- The Washington Times - Monday, February 10, 2003

BOSTON, Feb. 10 (UPI) — The impasse in filling a deficit in the current fiscal year’s budget in Connecticut is hardening.

With all sides dug in after five days of intense budget debate, some lawmakers are calling for a cooling-off period.

Democrats who control the House of Representatives have failed to come up with enough votes to pass a tax- and program-cutting package. They reportedly are three votes short.

State employee union leaders fiercely oppose the plan unless more than 3,000 laid-off workers are reinstated.

Republicans and some Democrats oppose a tax-increase that would hit individual middle class wage earners making as little as $53,125 a year.

As a result, House Democrats decided over the weekend to abandon their plan for now, according to the Hartford Courant.

Republican Gov. John G. Rowland and lawmakers had hoped to erase the $650-million budget deficit for the fiscal year that ends June 30.

Unless the stalemate is broken, it is possible that might not happen before they have to address an estimated $1.5-billion deficit in fiscal 2004.

Rowland has already warned against borrowing to cover the current shortfall.

A “cooling-off period” in the debate would allow Rowland to negotiate concessions with the unions, but that was unlikely unless the unions dropped a federal civil rights lawsuit against the governor, the Courant reported.

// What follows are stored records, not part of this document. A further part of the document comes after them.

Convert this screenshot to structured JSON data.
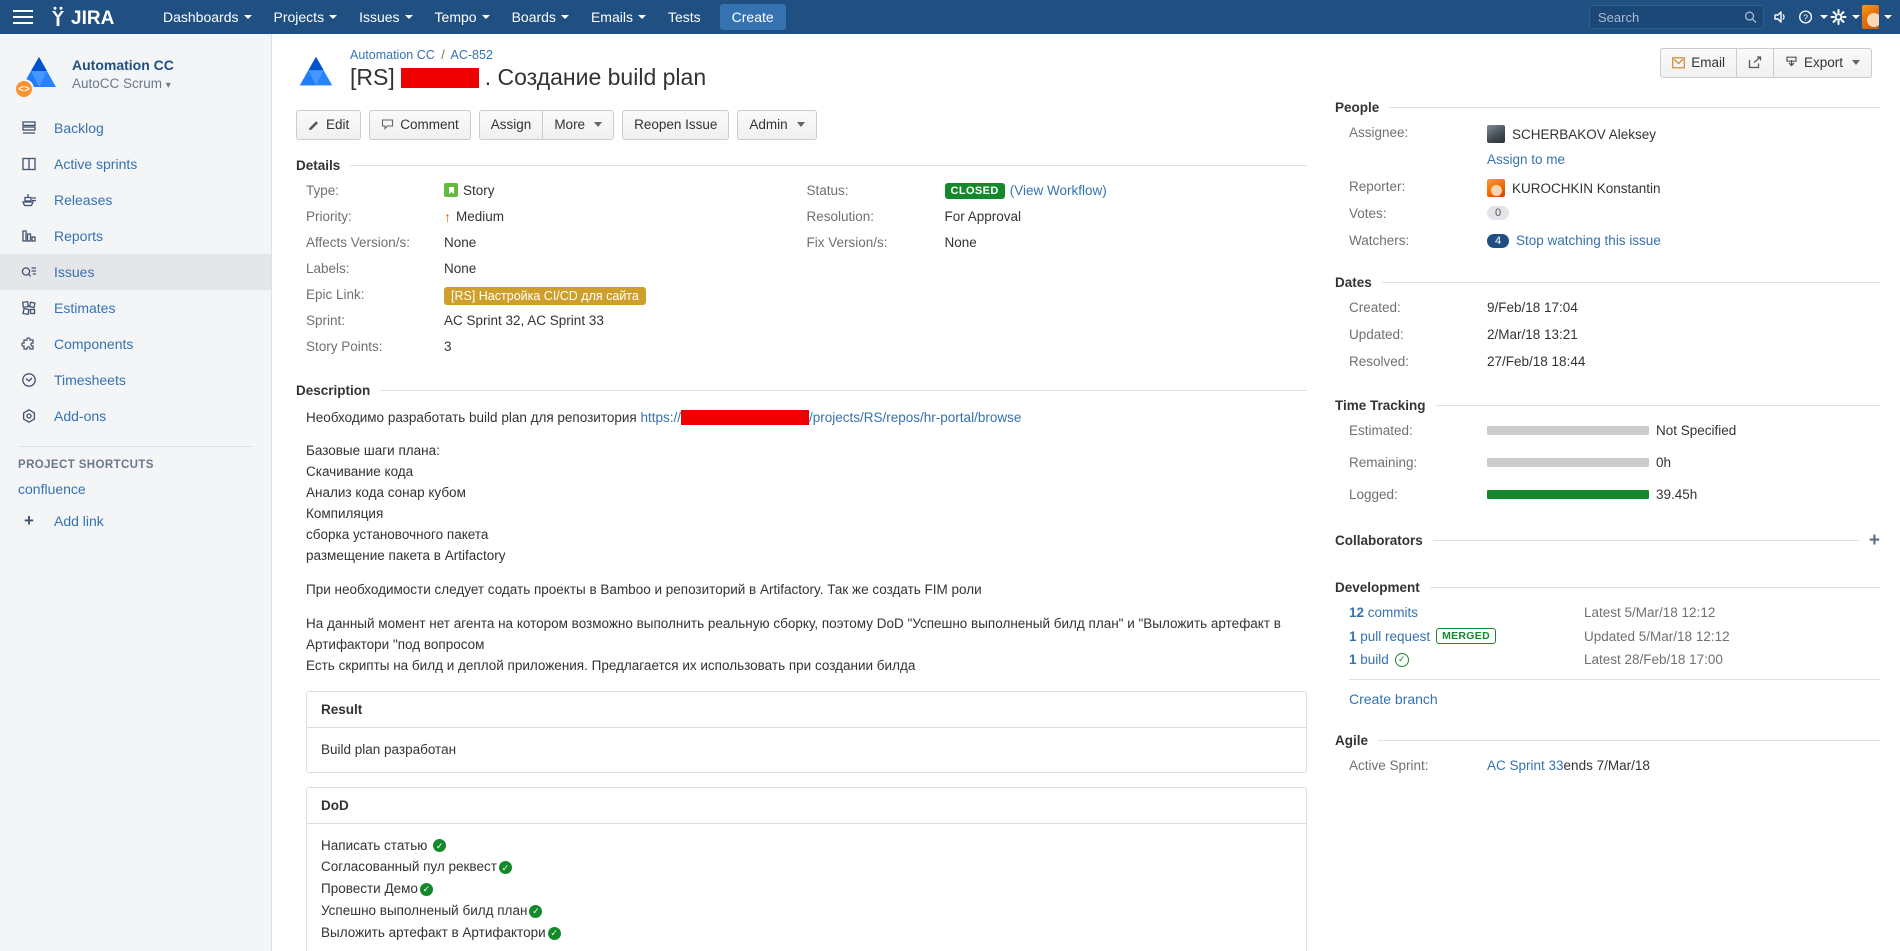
{
  "topnav": {
    "brand": "JIRA",
    "items": [
      {
        "label": "Dashboards",
        "has_caret": true
      },
      {
        "label": "Projects",
        "has_caret": true
      },
      {
        "label": "Issues",
        "has_caret": true
      },
      {
        "label": "Tempo",
        "has_caret": true
      },
      {
        "label": "Boards",
        "has_caret": true
      },
      {
        "label": "Emails",
        "has_caret": true
      },
      {
        "label": "Tests",
        "has_caret": false
      }
    ],
    "create_label": "Create",
    "search_placeholder": "Search",
    "search_value": "",
    "icons": [
      "search-icon",
      "megaphone-icon",
      "help-icon",
      "settings-icon",
      "user-avatar"
    ]
  },
  "sidebar": {
    "project_name": "Automation CC",
    "project_board": "AutoCC Scrum",
    "items": [
      {
        "label": "Backlog",
        "icon": "backlog-icon",
        "active": false
      },
      {
        "label": "Active sprints",
        "icon": "columns-icon",
        "active": false
      },
      {
        "label": "Releases",
        "icon": "ship-icon",
        "active": false
      },
      {
        "label": "Reports",
        "icon": "bar-chart-icon",
        "active": false
      },
      {
        "label": "Issues",
        "icon": "magnifier-list-icon",
        "active": true
      },
      {
        "label": "Estimates",
        "icon": "estimates-icon",
        "active": false
      },
      {
        "label": "Components",
        "icon": "puzzle-icon",
        "active": false
      },
      {
        "label": "Timesheets",
        "icon": "clock-icon",
        "active": false
      },
      {
        "label": "Add-ons",
        "icon": "hexagon-icon",
        "active": false
      }
    ],
    "shortcuts_header": "PROJECT SHORTCUTS",
    "shortcuts": [
      {
        "label": "confluence"
      }
    ],
    "add_link_label": "Add link"
  },
  "issue": {
    "breadcrumb_project": "Automation CC",
    "breadcrumb_key": "AC-852",
    "breadcrumb_separator": "/",
    "title_prefix": "[RS]",
    "title_suffix": ". Создание build plan",
    "buttons": {
      "edit": "Edit",
      "comment": "Comment",
      "assign": "Assign",
      "more": "More",
      "reopen": "Reopen Issue",
      "admin": "Admin",
      "email": "Email",
      "export": "Export"
    }
  },
  "details": {
    "header": "Details",
    "left": [
      {
        "label": "Type:",
        "value": "Story",
        "icon": "story-icon"
      },
      {
        "label": "Priority:",
        "value": "Medium",
        "icon": "priority-medium-icon"
      },
      {
        "label": "Affects Version/s:",
        "value": "None"
      },
      {
        "label": "Labels:",
        "value": "None"
      },
      {
        "label": "Epic Link:",
        "value": "[RS] Настройка CI/CD для сайта",
        "style": "epic-lozenge"
      },
      {
        "label": "Sprint:",
        "value": "AC Sprint 32, AC Sprint 33"
      },
      {
        "label": "Story Points:",
        "value": "3"
      }
    ],
    "right": [
      {
        "label": "Status:",
        "value": "CLOSED",
        "link": "(View Workflow)",
        "style": "lozenge"
      },
      {
        "label": "Resolution:",
        "value": "For Approval"
      },
      {
        "label": "Fix Version/s:",
        "value": "None"
      }
    ]
  },
  "description": {
    "header": "Description",
    "intro_before_link": "Необходимо разработать build plan для репозитория ",
    "link_prefix": "https://",
    "link_suffix": "/projects/RS/repos/hr-portal/browse",
    "steps_header": "Базовые шаги плана:",
    "steps": [
      "Скачивание кода",
      "Анализ кода сонар кубом",
      "Компиляция",
      "сборка установочного пакета",
      "размещение пакета в Artifactory"
    ],
    "para2": "При необходимости следует содать проекты в Bamboo и репозиторий в Artifactory. Так же создать FIM роли",
    "para3": "На данный момент нет агента на котором возможно выполнить реальную сборку, поэтому DoD \"Успешно выполненый билд план\" и \"Выложить артефакт в Артифактори \"под вопросом",
    "para4": "Есть скрипты на билд и деплой приложения. Предлагается их использовать при создании билда"
  },
  "result_panel": {
    "header": "Result",
    "body": "Build plan разработан"
  },
  "dod_panel": {
    "header": "DoD",
    "items": [
      "Написать статью",
      "Согласованный пул реквест",
      "Провести Демо",
      "Успешно выполненый билд план",
      "Выложить артефакт в Артифактори"
    ]
  },
  "people": {
    "header": "People",
    "assignee_label": "Assignee:",
    "assignee": "SCHERBAKOV Aleksey",
    "assign_to_me": "Assign to me",
    "reporter_label": "Reporter:",
    "reporter": "KUROCHKIN Konstantin",
    "votes_label": "Votes:",
    "votes": "0",
    "watchers_label": "Watchers:",
    "watchers": "4",
    "watch_link": "Stop watching this issue"
  },
  "dates": {
    "header": "Dates",
    "rows": [
      {
        "label": "Created:",
        "value": "9/Feb/18 17:04"
      },
      {
        "label": "Updated:",
        "value": "2/Mar/18 13:21"
      },
      {
        "label": "Resolved:",
        "value": "27/Feb/18 18:44"
      }
    ]
  },
  "time_tracking": {
    "header": "Time Tracking",
    "rows": [
      {
        "label": "Estimated:",
        "value": "Not Specified",
        "fill": "grey"
      },
      {
        "label": "Remaining:",
        "value": "0h",
        "fill": "grey"
      },
      {
        "label": "Logged:",
        "value": "39.45h",
        "fill": "green"
      }
    ]
  },
  "collaborators": {
    "header": "Collaborators",
    "add_icon": "plus-icon"
  },
  "development": {
    "header": "Development",
    "rows": [
      {
        "count": "12",
        "label": "commits",
        "badge": "",
        "right": "Latest 5/Mar/18 12:12"
      },
      {
        "count": "1",
        "label": "pull request",
        "badge": "MERGED",
        "right": "Updated 5/Mar/18 12:12"
      },
      {
        "count": "1",
        "label": "build",
        "badge": "check",
        "right": "Latest 28/Feb/18 17:00"
      }
    ],
    "create_branch": "Create branch"
  },
  "agile": {
    "header": "Agile",
    "active_sprint_label": "Active Sprint:",
    "sprint_link": "AC Sprint 33",
    "sprint_tail": " ends 7/Mar/18"
  },
  "colors": {
    "nav_blue": "#205081",
    "link_blue": "#3572b0",
    "green": "#14892c",
    "orange": "#f79232",
    "epic_gold": "#cf9f2c",
    "redaction": "#ef0000"
  }
}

Rowland’s aides have called the cooling-off period a “waste of time.”

No votes on the Democratic plan are expected before Rowland delivers his annual budget address on Feb. 19.

In Maine, Gov. John Baldacci has proposed layoffs, optional unpaid time off for state workers and a continued hiring freeze to eliminate a $1.1 billion shortfall in the state budget, according to the Kennebec Journal.

About two-thirds of the deficit would be made up by funding nearly all state agencies at current levels, administration officials said.

While some 182 positions are scheduled for layoffs, officials hope some will fill other vacant state jobs, leaving only 80 actually unemployed.